Today I moved my Generic Dependency Parser (rcdp) utility to google code hosting.
The parser is generic and can work on arbitrary files and dependency rules. For demonstration purposes rcdp recorded inter-project dependencies of Boost 1.40.0 by parsing over 6000 Boost header files.
The Image below is the dependency graph for the Boost.Archive library.
How is Boost parsed?
ruby rcdp/dependencies/boost.rb <path_to_boost>
The script records all header files within the boost include directory. Each file path is assigned a vertex name: if the file path contains a nested directory inside boost include directory, then the first nested directory name is used as a vertex name in the graph. If the file path points directly to the boost include directory the vertex name is derived as follows: if a directory with the same name exists (except for the file extension ‘.hpp’) then the directory name is used. Else, the basename of the file including the extension is used (considered as mini-library).
Next, each recorded file is parsed for matching #include preprocessor statements. On every such statement the script tries to lookup the file inside boost directory and its vertex name. A dependency is then generated between the vertex name of the file parsed and the vertex name from the resolved include statement. If the dependency causes a cycle in the dependency graph, the dependency is not added but error’d to the logger.
After all files are parsed, the dependency graph is reduced by removing edges u -> w, where u -> … -> w exists and written to a ‘.dot’ file that can be converted into various formats using http://www.graphviz.org/.

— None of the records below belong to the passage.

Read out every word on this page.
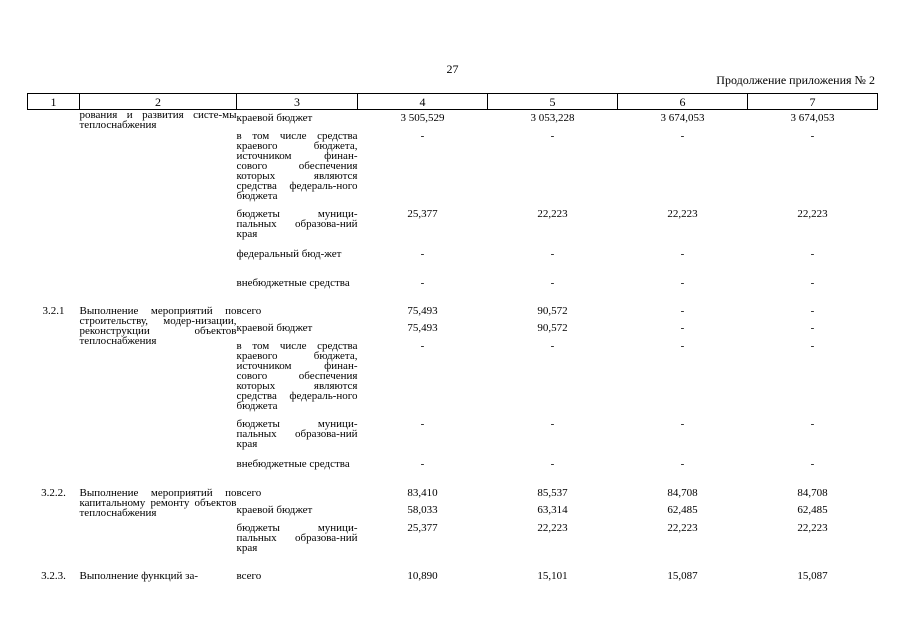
27
Продолжение приложения № 2
1	2	3	4	5	6	7
	рования и развития систе-мы теплоснабжения	краевой бюджет	3 505,529	3 053,228	3 674,053	3 674,053
		в том числе средства краевого бюджета, источником финан-сового обеспечения которых являются средства федераль-ного бюджета	-	-	-	-
		бюджеты муници-пальных образова-ний края	25,377	22,223	22,223	22,223
		федеральный бюд-жет	-	-	-	-
		внебюджетные средства	-	-	-	-
3.2.1	Выполнение мероприятий по строительству, модер-низации, реконструкции объектов теплоснабжения	всего	75,493	90,572	-	-
		краевой бюджет	75,493	90,572	-	-
		в том числе средства краевого бюджета, источником финан-сового обеспечения которых являются средства федераль-ного бюджета	-	-	-	-
		бюджеты муници-пальных образова-ний края	-	-	-	-
		внебюджетные средства	-	-	-	-
3.2.2.	Выполнение мероприятий по капитальному ремонту объектов теплоснабжения	всего	83,410	85,537	84,708	84,708
		краевой бюджет	58,033	63,314	62,485	62,485
		бюджеты муници-пальных образова-ний края	25,377	22,223	22,223	22,223

3.2.3.	Выполнение функций за-	всего	10,890	15,101	15,087	15,087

Additionally, for each project a more readable dependency graph is generated by masking unrelated dependencies.
Limitations of parsing
The parser is not
- a complete preprocessor parser: it does not care about conditional include statements or commented ones. Parsing is based on simple pattern matching to keep to code small nice. You might however add a complete parser if you like to
- recording cyclic dependencies: some include statements cause cyclic dependencies that simply result from the choice of mapping to vertex names. I.e. when file boost/a/detail/detail.hpp includes boost/b/win32/abc.hpp which in turn includes boost/a/other/other.hpp and the mapping resolves vertex names from the first nested directory inside boost, we generate a dependency from a -> b and finally another one from b -> a which will not be added.